Certain features that are described in this specification in the
context of separate embodiments can also be implemented in
combination in a single embodiment. Conversely, various features
that are described in the context of a single embodiment can also
be implemented in multiple embodiments separately or in any
suitable subcombination. Moreover, although features may be
described above as acting in certain combinations and even
initially be claimed as such, one or more features from a claimed
combination can in some cases be excised from the combination, and
the claimed combination may be directed to a subcombination or
variation of a subcombination.
[0099] Similarly, while operations are depicted in the drawings in
a particular order, this should not be understood as requiring that
such operations be performed in the particular order shown or in
sequential order, or that all illustrated operations be performed,
to achieve desirable results. In certain circumstances,
multitasking and parallel processing may be advantageous.
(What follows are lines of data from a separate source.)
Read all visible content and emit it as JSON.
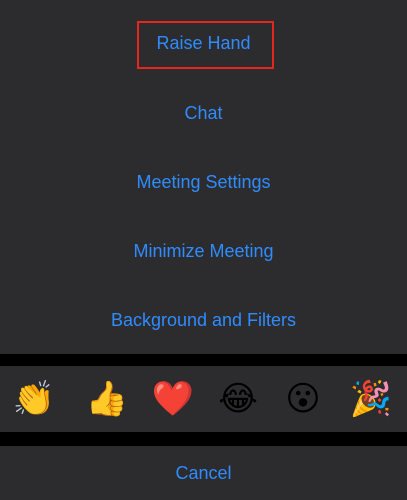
{
  "menu": {
    "items": [
      {
        "label": "Raise Hand"
      },
      {
        "label": "Chat"
      },
      {
        "label": "Meeting Settings"
      },
      {
        "label": "Minimize Meeting"
      },
      {
        "label": "Background and Filters"
      }
    ]
  },
  "reactions": {
    "items": [
      {
        "emoji": "👏",
        "icon": "clapping-hands-icon"
      },
      {
        "emoji": "👍",
        "icon": "thumbs-up-icon"
      },
      {
        "emoji": "❤️",
        "icon": "red-heart-icon"
      },
      {
        "emoji": "😂",
        "icon": "tears-of-joy-icon"
      },
      {
        "emoji": "😮",
        "icon": "open-mouth-face-icon"
      },
      {
        "emoji": "🎉",
        "icon": "party-popper-icon"
      }
    ]
  },
  "cancel": {
    "label": "Cancel"
  },
  "colors": {
    "background": "#000000",
    "sheet": "#2c2c2e",
    "accent": "#2f8cff",
    "highlight_border": "#e3271c"
  }
}
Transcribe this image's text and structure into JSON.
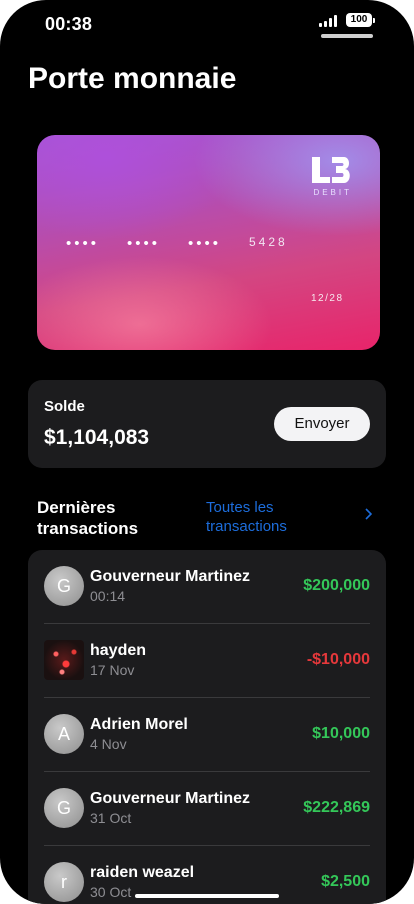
{
  "status_bar": {
    "time": "00:38",
    "battery": "100"
  },
  "page_title": "Porte monnaie",
  "card": {
    "brand_sub": "DEBIT",
    "masked_groups": [
      "••••",
      "••••",
      "••••"
    ],
    "last4": "5428",
    "expiry": "12/28"
  },
  "balance": {
    "label": "Solde",
    "amount": "$1,104,083",
    "send_label": "Envoyer"
  },
  "transactions_section": {
    "title": "Dernières transactions",
    "all_link": "Toutes les transactions"
  },
  "transactions": [
    {
      "initial": "G",
      "name": "Gouverneur Martinez",
      "date": "00:14",
      "amount": "$200,000",
      "direction": "in"
    },
    {
      "initial": "",
      "name": "hayden",
      "date": "17 Nov",
      "amount": "-$10,000",
      "direction": "out"
    },
    {
      "initial": "A",
      "name": "Adrien Morel",
      "date": "4 Nov",
      "amount": "$10,000",
      "direction": "in"
    },
    {
      "initial": "G",
      "name": "Gouverneur Martinez",
      "date": "31 Oct",
      "amount": "$222,869",
      "direction": "in"
    },
    {
      "initial": "r",
      "name": "raiden weazel",
      "date": "30 Oct",
      "amount": "$2,500",
      "direction": "in"
    }
  ],
  "colors": {
    "positive": "#34c759",
    "negative": "#e5383b",
    "link": "#1d6ddb"
  }
}
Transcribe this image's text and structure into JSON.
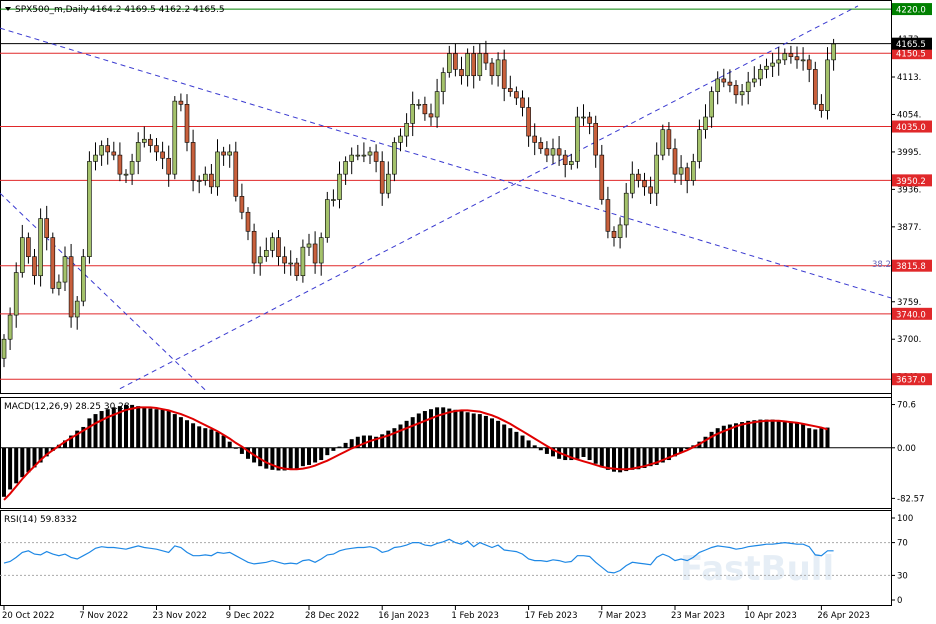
{
  "chart_data": [
    {
      "type": "candlestick",
      "header": {
        "symbol_line": "SPX500_m,Daily",
        "ohlc": "4164.2 4169.5 4162.2 4165.5"
      },
      "yticks": [
        "4173.",
        "4113.",
        "4054.",
        "3995.",
        "3936.",
        "3877.",
        "3818.",
        "3759.",
        "3700.",
        "3641."
      ],
      "ytick_values": [
        4173,
        4113,
        4054,
        3995,
        3936,
        3877,
        3818,
        3759,
        3700,
        3641
      ],
      "ylim": [
        3620,
        4228
      ],
      "xticks": [
        "20 Oct 2022",
        "7 Nov 2022",
        "23 Nov 2022",
        "9 Dec 2022",
        "28 Dec 2022",
        "16 Jan 2023",
        "1 Feb 2023",
        "17 Feb 2023",
        "7 Mar 2023",
        "23 Mar 2023",
        "10 Apr 2023",
        "26 Apr 2023"
      ],
      "xtick_index": [
        0,
        13,
        25,
        37,
        50,
        62,
        74,
        86,
        98,
        110,
        122,
        134
      ],
      "current_price": {
        "value": 4165.5,
        "label": "4165.5"
      },
      "levels": [
        {
          "value": 4220.0,
          "label": "4220.0",
          "color": "#008000"
        },
        {
          "value": 4150.5,
          "label": "4150.5",
          "color": "#e0282a"
        },
        {
          "value": 4035.0,
          "label": "4035.0",
          "color": "#e0282a"
        },
        {
          "value": 3950.2,
          "label": "3950.2",
          "color": "#e0282a"
        },
        {
          "value": 3815.8,
          "label": "3815.8",
          "color": "#e0282a"
        },
        {
          "value": 3740.0,
          "label": "3740.0",
          "color": "#e0282a"
        },
        {
          "value": 3637.0,
          "label": "3637.0",
          "color": "#e0282a"
        }
      ],
      "fib_label": "38.2",
      "colors": {
        "bull": "#a4c26b",
        "bear": "#c8603c",
        "level": "#e0282a",
        "trend": "#3a3ad0"
      },
      "close": [
        3700,
        3738,
        3805,
        3860,
        3830,
        3800,
        3890,
        3860,
        3780,
        3790,
        3830,
        3735,
        3760,
        3830,
        3980,
        3990,
        4005,
        3995,
        3990,
        3960,
        3960,
        3980,
        4010,
        4015,
        4005,
        3995,
        3985,
        3960,
        4075,
        4070,
        4010,
        3950,
        3950,
        3960,
        3940,
        3995,
        3990,
        3995,
        3925,
        3900,
        3870,
        3820,
        3830,
        3840,
        3860,
        3830,
        3820,
        3820,
        3800,
        3845,
        3850,
        3820,
        3860,
        3920,
        3920,
        3960,
        3980,
        3990,
        3990,
        3990,
        3995,
        3980,
        3930,
        3960,
        4010,
        4020,
        4040,
        4070,
        4070,
        4055,
        4050,
        4090,
        4120,
        4150,
        4125,
        4115,
        4150,
        4115,
        4150,
        4135,
        4115,
        4140,
        4095,
        4090,
        4080,
        4065,
        4020,
        4010,
        4000,
        3990,
        4000,
        3990,
        3975,
        3980,
        4050,
        4050,
        4040,
        3990,
        3920,
        3870,
        3860,
        3880,
        3930,
        3960,
        3950,
        3940,
        3930,
        3990,
        4030,
        4000,
        3960,
        3970,
        3950,
        3980,
        4030,
        4050,
        4090,
        4110,
        4105,
        4100,
        4085,
        4090,
        4105,
        4110,
        4125,
        4130,
        4135,
        4140,
        4150,
        4145,
        4140,
        4140,
        4125,
        4070,
        4060,
        4140,
        4165
      ],
      "macd": {
        "label": "MACD(12,26,9) 28.25 30.28",
        "yticks": [
          "70.6",
          "0.00",
          "-82.57"
        ],
        "ylim": [
          -95,
          78
        ],
        "histogram": [
          -80,
          -68,
          -58,
          -48,
          -40,
          -32,
          -24,
          -14,
          -5,
          5,
          12,
          20,
          28,
          34,
          48,
          55,
          60,
          63,
          66,
          68,
          70,
          70,
          68,
          66,
          64,
          63,
          62,
          60,
          55,
          50,
          45,
          40,
          35,
          32,
          30,
          26,
          20,
          10,
          0,
          -10,
          -18,
          -24,
          -30,
          -34,
          -36,
          -37,
          -37,
          -36,
          -34,
          -30,
          -28,
          -24,
          -20,
          -12,
          -5,
          2,
          8,
          14,
          18,
          20,
          20,
          18,
          22,
          28,
          32,
          38,
          44,
          50,
          56,
          60,
          63,
          66,
          66,
          64,
          62,
          60,
          58,
          56,
          55,
          52,
          48,
          44,
          38,
          32,
          26,
          20,
          12,
          4,
          -4,
          -10,
          -14,
          -18,
          -20,
          -20,
          -18,
          -15,
          -20,
          -26,
          -32,
          -36,
          -39,
          -40,
          -38,
          -36,
          -35,
          -33,
          -30,
          -28,
          -24,
          -20,
          -14,
          -8,
          -2,
          4,
          10,
          18,
          26,
          32,
          36,
          38,
          40,
          42,
          44,
          45,
          46,
          46,
          46,
          45,
          44,
          43,
          42,
          38,
          32,
          30,
          32,
          33
        ],
        "signal": [
          -85,
          -75,
          -63,
          -51,
          -40,
          -30,
          -20,
          -11,
          -4,
          3,
          10,
          16,
          22,
          28,
          34,
          40,
          45,
          50,
          54,
          58,
          62,
          64,
          66,
          66,
          66,
          65,
          63,
          61,
          58,
          55,
          51,
          47,
          42,
          37,
          32,
          27,
          21,
          15,
          8,
          2,
          -5,
          -12,
          -18,
          -24,
          -28,
          -32,
          -34,
          -35,
          -35,
          -34,
          -32,
          -29,
          -25,
          -21,
          -16,
          -11,
          -6,
          -1,
          3,
          7,
          11,
          14,
          17,
          20,
          24,
          28,
          32,
          36,
          40,
          44,
          48,
          52,
          55,
          58,
          60,
          61,
          61,
          60,
          59,
          56,
          53,
          49,
          44,
          39,
          33,
          27,
          21,
          15,
          9,
          3,
          -3,
          -8,
          -12,
          -16,
          -19,
          -22,
          -25,
          -28,
          -31,
          -33,
          -34,
          -35,
          -35,
          -34,
          -32,
          -30,
          -27,
          -24,
          -20,
          -16,
          -12,
          -8,
          -4,
          1,
          6,
          12,
          18,
          23,
          27,
          31,
          35,
          38,
          40,
          42,
          43,
          44,
          44,
          44,
          43,
          42,
          41,
          39,
          37,
          35,
          33,
          30
        ]
      },
      "rsi": {
        "label": "RSI(14) 59.8332",
        "yticks": [
          "100",
          "70",
          "30",
          "0"
        ],
        "ylim": [
          0,
          100
        ],
        "levels": [
          70,
          30
        ],
        "values": [
          45,
          47,
          52,
          58,
          60,
          56,
          55,
          59,
          56,
          54,
          56,
          52,
          50,
          54,
          58,
          63,
          65,
          64,
          64,
          63,
          62,
          64,
          66,
          64,
          63,
          62,
          60,
          58,
          66,
          64,
          58,
          54,
          54,
          55,
          54,
          58,
          57,
          58,
          54,
          50,
          46,
          44,
          45,
          46,
          48,
          46,
          44,
          45,
          44,
          48,
          49,
          46,
          50,
          55,
          56,
          60,
          62,
          63,
          64,
          64,
          65,
          63,
          58,
          60,
          64,
          65,
          67,
          70,
          70,
          67,
          66,
          69,
          71,
          74,
          70,
          68,
          72,
          65,
          70,
          67,
          64,
          67,
          61,
          60,
          59,
          56,
          50,
          48,
          48,
          47,
          49,
          48,
          46,
          47,
          54,
          54,
          53,
          46,
          40,
          34,
          33,
          36,
          42,
          46,
          45,
          44,
          43,
          52,
          56,
          53,
          48,
          50,
          48,
          52,
          58,
          61,
          64,
          66,
          65,
          64,
          62,
          63,
          65,
          66,
          67,
          68,
          68,
          69,
          70,
          69,
          68,
          68,
          65,
          55,
          54,
          60,
          60
        ]
      },
      "watermark": "FastBull"
    }
  ]
}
Moreover,
the separation of various system modules and components in the
embodiments described above should not be understood as requiring
such separation in all embodiments, and it should be understood
that the described program components and systems can generally be
integrated together in a single software product or packaged into
multiple software products.
[0100] Particular embodiments of the subject matter have been
described. Other embodiments are within the scope of the following
claims. For example, the actions recited in the claims can be
performed in a different order and still achieve desirable results.
As one example, the processes depicted in the accompanying figures
do not necessarily require the particular order shown, or
sequential order, to achieve desirable results. In certain some
cases, multitasking and parallel processing may be
advantageous.
* * * * *